In this week’s roundup Jessica Stockholder explores drawing in multiple dimensions, Richard Serra presents early experiments with nontraditional materials, James Turrell delves into light, and much more.
- Jessica Stockholder has a solo exhibition at Barbara Edwards Contemporary (Toronto, Ontario). Jessica Stockholder explores the realm of two-dimensional composition and three-dimensional space, through the layering of color, found object and text. In the drawings included in this exhibition, the artist develops her own hieroglyph as a way of reading images. The show runs through June 8.
- Mika Rottenberg‘s new exhibition Sneeze to Squeeze features a series of works that together reveal an imaginative world full of surreal scenarios and claustrophobic settings. The exhibition is view at at Magasin 3 (Stockholm, Sweden) through June 2.
- Mike Kelley: Eternity is a Long Time is on view at HangarBicocca (Milan, Italy). The exhibition features Extracurricular Activity Projective Reconstruction #1 (A Domestic Scene) and Runway for Interactive DJ Event, two installations that constitute a fundamental turning point in Kelley‘s research, and the dawn of what was to be the late artists’s most prolific creative period. The show closes August 9.

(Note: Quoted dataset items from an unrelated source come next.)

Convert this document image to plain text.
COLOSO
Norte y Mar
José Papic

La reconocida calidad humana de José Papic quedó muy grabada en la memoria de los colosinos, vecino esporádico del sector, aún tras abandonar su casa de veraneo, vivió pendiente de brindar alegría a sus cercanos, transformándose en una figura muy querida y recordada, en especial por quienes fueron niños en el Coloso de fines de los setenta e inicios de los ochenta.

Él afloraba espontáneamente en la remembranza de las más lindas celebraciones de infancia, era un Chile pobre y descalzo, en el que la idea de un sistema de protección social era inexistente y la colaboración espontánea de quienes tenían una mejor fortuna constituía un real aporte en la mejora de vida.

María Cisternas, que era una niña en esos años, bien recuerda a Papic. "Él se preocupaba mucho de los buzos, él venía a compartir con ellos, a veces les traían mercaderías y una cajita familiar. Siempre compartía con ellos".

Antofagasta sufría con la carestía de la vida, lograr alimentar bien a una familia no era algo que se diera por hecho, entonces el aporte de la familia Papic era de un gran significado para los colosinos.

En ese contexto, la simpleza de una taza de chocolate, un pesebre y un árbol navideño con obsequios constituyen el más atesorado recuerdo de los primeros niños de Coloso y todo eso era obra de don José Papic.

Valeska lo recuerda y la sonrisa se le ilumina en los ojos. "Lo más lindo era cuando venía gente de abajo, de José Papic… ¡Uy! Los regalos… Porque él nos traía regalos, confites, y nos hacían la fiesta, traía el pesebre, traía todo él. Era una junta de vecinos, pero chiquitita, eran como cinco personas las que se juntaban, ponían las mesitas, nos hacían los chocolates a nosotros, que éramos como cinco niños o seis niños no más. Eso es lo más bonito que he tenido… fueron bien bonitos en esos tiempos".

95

- I, YOU, WE is at the Whitney Museum of Art (New York, NY) with works by Catherine Opie, Cindy Sherman, Kiki Smith, and Carrie Mae Weems, among others. The exhibition, drawn from the museum’s collection of works made in the eighties and early nineties, is on view through September 1.
- Richard Serra: Early Work is up at David Zwirner (New York, NY). Dating from 1966 to 1971, the works on view, drawn from museum and private collections, represent the beginning of Serra‘s experiments with nontraditional materials, such as vulcanized rubber, neon, lead, and steel. Also featured is a program of the artist’s films from the same period. The exhibition runs through June 15.
- Laurie Anderson’s From the Air is at the University of Michigan Museum of Art (Ann Arbor, MI). The installation consists of a clay sculpture with projected video that features a miniature version of Laurie Anderson telling a story, seated with her dog, Lolabelle. The exhibition builds from Lolabelle’s realization during a walk to the beach that she is prey for a group of turkey vultures. The work is on view through August 11.